4 | Strumenti alternativi: rottamazioni, definizioni agevolate e sovraindebitamento

Le imprese di costruzioni che ricevono un avviso di accertamento possono valutare se conviene aderire agli istituti di definizione agevolata per regolare la propria posizione con il fisco. Di seguito sono illustrati gli strumenti più rilevanti nel 2026.

4.1 Rottamazione‑quater (riesame 2025)

La rottamazione‑quater, introdotta dalla Legge di bilancio 2023, ha consentito di estinguere i debiti affidati alla riscossione fino al 30 giugno 2022 con il pagamento integrale delle imposte e senza corrispondere sanzioni e interessi. La Legge 15/2025 ha riaperto i termini per i contribuenti decaduti: la domanda andava presentata entro il 30 aprile 2025 e la prima rata doveva essere versata entro il 31 luglio 2025 . Il pagamento poteva avvenire in dieci rate, dal 2025 al 2027, ma la decadenza scattava con l’omesso pagamento anche di una rata . Pur essendo ormai scaduto, questo istituto rileva per chi ha aderito e non ha ancora completato i pagamenti: il mancato versamento comporterà il ripristino delle somme originarie con sanzioni.

4.2 Rottamazione‑quinquies (Legge 199/2025)

Come visto, la rottamazione‑quinquies consente di estinguere i debiti affidati agli agenti della riscossione dal 1º gennaio 2000 al 31 dicembre 2023. La domanda deve essere presentata entro il 30 aprile 2026, e il pagamento può essere effettuato in 54 rate bimestrali con interesse del 3%. I debiti ammessi riguardano omessi versamenti di imposte e contributi dichiarati . Il pagamento sospende le procedure esecutive in corso. L’impresa deve valutare se l’importo residuo è sostenibile e se l’adesione può coesistere con eventuali richieste di sovraindebitamento.

4.3 Definizione agevolata delle liti pendenti

La Legge 199/2025 prevede la definizione agevolata delle liti tributarie pendenti alla data del 31 ottobre 2025. Il contribuente può definire la lite versando:

  • il 40 % del tributo in caso di soccombenza dell’Agenzia nell’ultimo grado di giudizio;
  • il 15 % del tributo se l’Agenzia è soccombente in entrambi i gradi;
  • il 90 % del tributo se il contribuente è stato soccombente;
  • il 5 % del tributo per le liti di importo fino a 1.000 €.

Le sanzioni e gli interessi sono completamente annullati. La domanda di adesione deve essere presentata entro il 30 giugno 2026 e può essere rateizzata in 20 rate trimestrali.

4.4 Stralcio dei mini‑debiti e altre misure

La Legge 199/2025 prevede lo stralcio automatico dei debiti fino a 100 € affidati alla riscossione dal 2000 al 2015, nonché lo stralcio dei debiti fino a 1.000 € previa deliberazione degli enti locali. Sono previste anche sanatorie per le irregolarità formali, con pagamento di 200 € per periodo d’imposta; per il ravvedimento speciale (sanzione del 5% senza interessi) e la tregua fiscale introdotta dalla Legge 197/2022 (definizione agevolata degli accertamenti con adesione e delle conciliazioni giudiziali).

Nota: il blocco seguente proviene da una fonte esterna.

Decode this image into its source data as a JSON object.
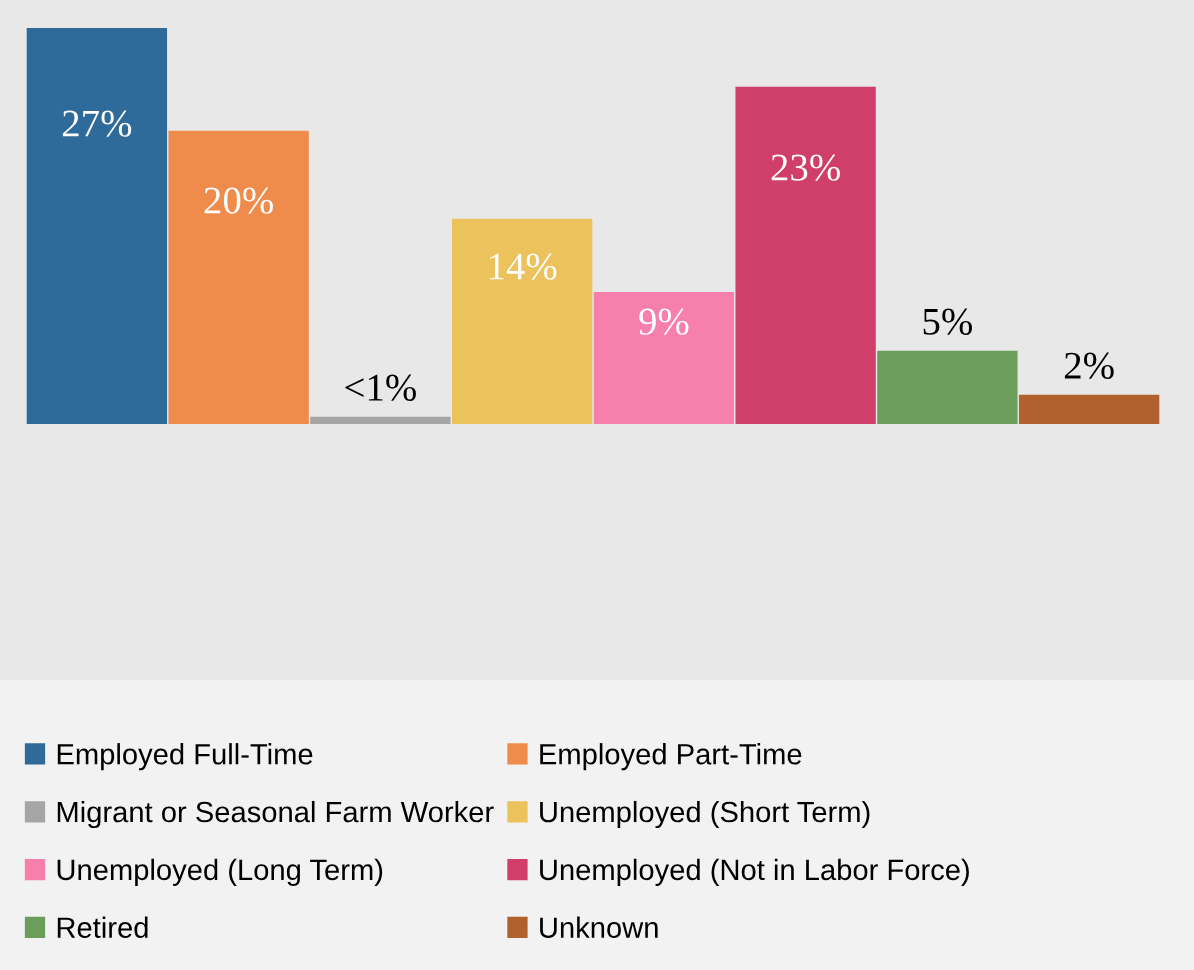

4.5 Procedura di sovraindebitamento

Se l’ammontare dei debiti è tale da compromettere la continuità aziendale, l’impresa può ricorrere alla procedura di sovraindebitamento presso un OCC. I requisiti, le tipologie di procedure (ristrutturazione, concordato minore, liquidazione controllata, esdebitazione) e i benefici sono stati illustrati nel §1.8 . L’accesso a queste procedure comporta l’automatico blocco delle azioni esecutive (pignoramenti, ipoteche) e consente di trattare anche i debiti fiscali, i quali possono essere falcidiati con l’autorizzazione del giudice e dell’Agenzia. Tuttavia, le imposte costituite da ritenute e da IVA possono essere ridotte solo se il piano prevede il pagamento integrale, salvo che la falcidia sia giustificata dalla mancanza di attivo.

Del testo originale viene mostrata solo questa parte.